The AFT supports such measures. For its part, the executive council “passed a resolution in June laying out 19 commitments to combat systemic racism and violence against Black people,” Weingarten said. These include calling for the separation of school safety from policing and help for school staff to support children who experience racial trauma.
‘We can’t let up now’
To show that extreme income inequality existed before the pandemic, Weingarten shared some statistics: “Seventy-eight percent of Americans were living paycheck to paycheck. Forty percent of Americans couldn’t cover a $400 emergency. Thirty million children relied on school meals. Twenty percent of the country’s 43 million federal student loan borrowers were in default.”
She noted that 45 million Americans have lost their jobs since the pandemic’s spread, yet “U.S. billionaires added $584 billion to their own wealth.” With state and local budgets in freefall, nearly 1 million people working in schools and colleges have lost their jobs. “And 1.4 million more educators will lose their jobs if the Senate denies states and schools the funds they need for essential services,” she said.
It’s been months since schools were forced to close because of the virus, yet Trump and Betsy DeVos still have no plan save for demanding that schools reopen. The AFT, however, does have a plan. Released in April, the AFT’s “A Plan to Safely Reopen America’s Schools and Communities” is grounded in science, public health protocols, and expertise from school staff and healthcare professionals.

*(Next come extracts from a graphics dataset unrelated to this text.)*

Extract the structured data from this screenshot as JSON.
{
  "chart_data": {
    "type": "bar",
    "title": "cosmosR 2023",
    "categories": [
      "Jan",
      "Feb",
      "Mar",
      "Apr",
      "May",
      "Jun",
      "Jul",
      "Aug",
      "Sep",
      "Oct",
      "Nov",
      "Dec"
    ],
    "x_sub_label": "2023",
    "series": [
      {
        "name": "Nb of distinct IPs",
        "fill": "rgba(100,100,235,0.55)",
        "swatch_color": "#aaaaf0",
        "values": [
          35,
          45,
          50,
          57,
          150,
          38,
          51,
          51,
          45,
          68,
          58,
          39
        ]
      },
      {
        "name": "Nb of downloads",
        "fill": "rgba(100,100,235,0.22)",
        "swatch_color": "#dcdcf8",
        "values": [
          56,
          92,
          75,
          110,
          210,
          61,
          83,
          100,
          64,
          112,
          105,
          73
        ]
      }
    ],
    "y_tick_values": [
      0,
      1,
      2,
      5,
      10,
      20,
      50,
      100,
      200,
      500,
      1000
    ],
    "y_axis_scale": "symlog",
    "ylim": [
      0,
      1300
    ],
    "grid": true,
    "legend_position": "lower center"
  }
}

And today, the AFT released “Reopening School Buildings Safely,” an updated plan outlining three essential conditions for school reopening: low infection rates and adequate testing, public health safeguards to help prevent the spread of the virus in schools, and the necessary resources and funding.
“There is no one-size-fits-all approach to school reopening,” Weingarten acknowledged. In Montana, public schools have reopened with necessary precautions, but students will begin school virtually in Atlanta, Houston and Los Angeles because the virus there is surging. When Gov. Ron DeSantis ordered all schools to reopen in Florida, despite an increase in COVID-19 cases, the Florida Education Association, with the AFT’s support, filed a lawsuit against him. “We will fight on all fronts for the safety of our students and their educators,” Weingarten vowed, warning that in some places locally authorized safety strikes may be necessary “as a last resort.”
She said schools need at least $1.2 million, or $2,300 per student, to reopen safely. While the House of Representative passed the HEROES Act in May—a package that includes $1 trillion for states, cities and towns, including $100 billion for public education and $50 billion for child care, among other funding—Weingarten blasted the Senate for failing to vote on and pass the bill. She encouraged members to continue fighting for the HEROES Act by contacting their senators. “We can’t let up now.”
Electing Joe Biden
To unite our divided nation, we must elect Joe Biden. Calling him a “decent” and “honest” man, Weingarten said that Biden cares about working people. And, she continued, “with a teacher, Dr. Jill Biden, at his side,” he will work with us to build a better future for our members and for our communities.
Although the polls show Biden leading Trump, Weingarten urged everyone to stay engaged, not only in electing Biden but in electing senators who will support his progressive platform. “We need to win, and win decisively,” she said. “Democracy is on the ballot.”